KPK Dalam Bahaya! ICW Minta Dukungan Publik

Bisnis.com,04 Jun 2018, 16:57 WIB
Penulis: Yusran Yunus
Gedung KPK./Bisnis-Abdullah Azzam

Bisnis.com, JAKARTA - Indonesia Corruption Watch meminta dukungan publik untuk menyelamatkan Komisi Pemberantasan Korupsi yang saat ini dalam ancaman bahaya. ICW menggalang petisi melalui situs petisi online, change.org.

Menurut ICW, kondisi bahaya itu terjadi karena DPR dan Pemerintah akan segera mengesahkan Rancangan Kitab Undang-Undang Hukum Pidana (R-KUHP) pada 17 Agustus 2018.
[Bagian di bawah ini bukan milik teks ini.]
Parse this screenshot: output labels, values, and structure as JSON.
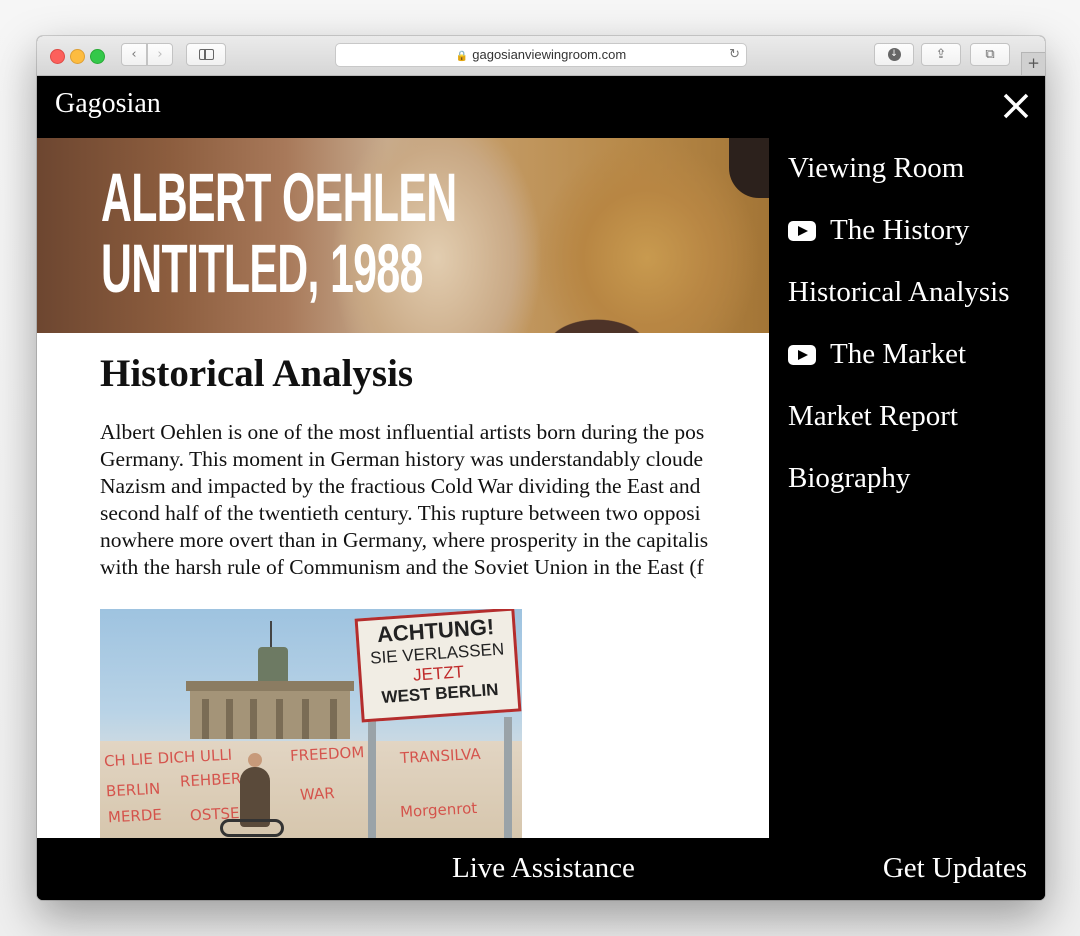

"Terdapat subtansi di dalamnya yang dapat mengancam eksistensi KPK maupun upaya pemberantasan korupsi di Indonesia," tulis ICW dalam petisi tersebut.

Dalam studi ICW, setidaknya ada dua substansi dalam R-KUHP tersebut yang membahayakan eksistensi KPK.
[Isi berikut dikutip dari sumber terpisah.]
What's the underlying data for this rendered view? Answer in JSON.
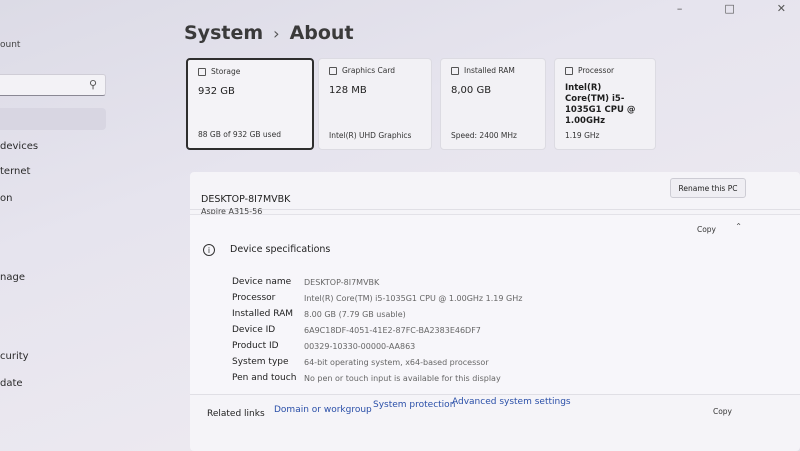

Pertama, Jika R-KUHP disahkan maka KPK tidak lagi memiliki kewenangan dalam melakukan penyelidikan, penyidikan dan penuntutan. Kewenangan KPK tercantum dalam UU KPK yang secara spesifik menyebutkan bahwa KPK berwenang menindak tindak pidana korupsi yang diatur dalam UU Tipikor, dan bukan dalam KUHP.
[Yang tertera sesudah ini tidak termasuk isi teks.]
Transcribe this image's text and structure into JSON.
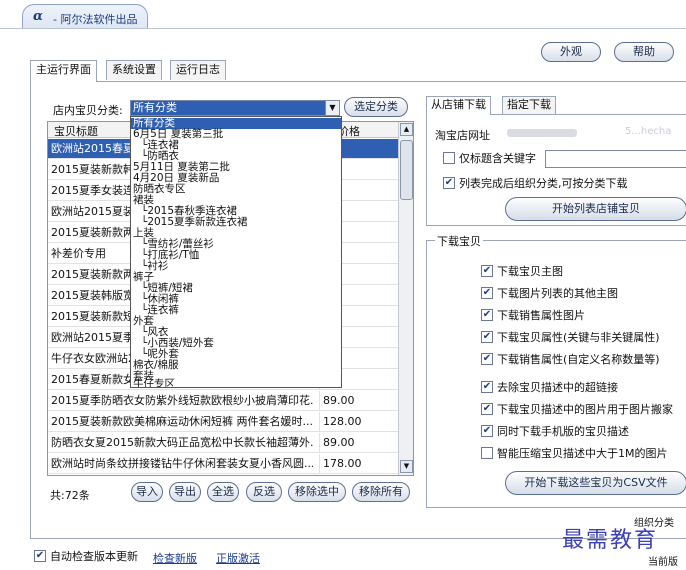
{
  "app": {
    "logo": "α",
    "title": "- 阿尔法软件出品"
  },
  "header_buttons": {
    "appearance": "外观",
    "help": "帮助"
  },
  "tabs": [
    "主运行界面",
    "系统设置",
    "运行日志"
  ],
  "category": {
    "label": "店内宝贝分类:",
    "selected": "所有分类",
    "select_button": "选定分类"
  },
  "dropdown": {
    "options": [
      "所有分类",
      "6月5日 夏装第三批",
      "└连衣裙",
      "└防晒衣",
      "5月11日 夏装第二批",
      "4月20日 夏装新品",
      "防晒衣专区",
      "裙装",
      "└2015春秋季连衣裙",
      "└2015夏季新款连衣裙",
      "上装",
      "└雪纺衫/蕾丝衫",
      "└打底衫/T恤",
      "└衬衫",
      "裤子",
      "└短裤/短裙",
      "└休闲裤",
      "└连衣裤",
      "外套",
      "└风衣",
      "└小西装/短外套",
      "└呢外套",
      "棉衣/棉服",
      "套装",
      "牛仔专区"
    ]
  },
  "table": {
    "headers": [
      "宝贝标题",
      "价格"
    ],
    "rows": [
      {
        "title": "欧洲站2015春夏新款",
        "price": "00"
      },
      {
        "title": "2015夏装新款韩版",
        "price": "00"
      },
      {
        "title": "2015夏季女装连衣",
        "price": "00"
      },
      {
        "title": "欧洲站2015夏装新",
        "price": "00"
      },
      {
        "title": "2015夏装新款两件",
        "price": "00"
      },
      {
        "title": "补差价专用",
        "price": ""
      },
      {
        "title": "2015夏装新款两件",
        "price": "00"
      },
      {
        "title": "2015夏装韩版宽松",
        "price": "00"
      },
      {
        "title": "2015夏装新款短袖",
        "price": "00"
      },
      {
        "title": "欧洲站2015夏季新",
        "price": "00"
      },
      {
        "title": "牛仔衣女欧洲站2",
        "price": "00"
      },
      {
        "title": "2015春夏新款女装",
        "price": "00"
      },
      {
        "title": "2015夏季防晒衣女防紫外线短款欧根纱小披肩薄印花...",
        "price": "89.00"
      },
      {
        "title": "2015夏装新款欧美棉麻运动休闲短裤 两件套名媛时...",
        "price": "128.00"
      },
      {
        "title": "防晒衣女夏2015新款大码正品宽松中长款长袖超薄外...",
        "price": "89.00"
      },
      {
        "title": "欧洲站时尚条纹拼接镂钻牛仔休闲套装女夏小香风圆...",
        "price": "178.00"
      }
    ]
  },
  "bottom_bar": {
    "count": "共:72条",
    "buttons": [
      "导入",
      "导出",
      "全选",
      "反选",
      "移除选中",
      "移除所有"
    ]
  },
  "right_tabs": [
    "从店铺下载",
    "指定下载"
  ],
  "right_panel": {
    "shop_url_label": "淘宝店网址",
    "shop_url_fragment": "5...hecha",
    "keyword_label": "仅标题含关键字",
    "keyword_checked": false,
    "auto_group_label": "列表完成后组织分类,可按分类下载",
    "auto_group_checked": true,
    "start_list_button": "开始列表店铺宝贝"
  },
  "download_group": {
    "title": "下载宝贝",
    "options": [
      {
        "label": "下载宝贝主图",
        "checked": true
      },
      {
        "label": "下载图片列表的其他主图",
        "checked": true
      },
      {
        "label": "下载销售属性图片",
        "checked": true
      },
      {
        "label": "下载宝贝属性(关键与非关键属性)",
        "checked": true
      },
      {
        "label": "下载销售属性(自定义名称数量等)",
        "checked": true
      },
      {
        "label": "去除宝贝描述中的超链接",
        "checked": true
      },
      {
        "label": "下载宝贝描述中的图片用于图片搬家",
        "checked": true
      },
      {
        "label": "同时下载手机版的宝贝描述",
        "checked": true
      },
      {
        "label": "智能压缩宝贝描述中大于1M的图片",
        "checked": false
      }
    ],
    "start_button": "开始下载这些宝贝为CSV文件"
  },
  "footer": {
    "auto_update_label": "自动检查版本更新",
    "auto_update_checked": true,
    "check_link": "检查新版",
    "activate_link": "正版激活",
    "group_status": "组织分类",
    "current": "当前版"
  },
  "watermark": "最需教育"
}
Jika delik korupsi dimasukkan dalam KUHP, maka hanya Kejaksaan dan Kepolisian yang dapat menangani kasus korupsi. Pada akhirnya KPK hanya akan menjadi Komisi Pencegahan Korupsi.

Tidak hanya KPK, tulis ICW, Pengadilan Tipikor pun terancam keberadaannya. Selama ini Pengadilan Tipikor hanya memeriksa dan mengadili kejahatan yang diatur dalam UU Tipikor.

Maka jika R-KUHP ini disahkan kejahatan korupsi akan kembali diperiksa dan diadili Pengadilan Negeri. Sudah menjadi rahasia umum bahwa pada masa lalu Pengadilan Negeri kerap memberikan vonis ringan, bahkan tidak jarang membebaskan pelaku korupsi.

Kedua, sejumlah ketentuan delik korupsi dalam R KUHP justru menguntungkan koruptor. Ancaman pidana penjara dan denda bagi koruptor dalam R-KUHP lebih rendah dari ketentuan yang diatur dalam UU Tipikor.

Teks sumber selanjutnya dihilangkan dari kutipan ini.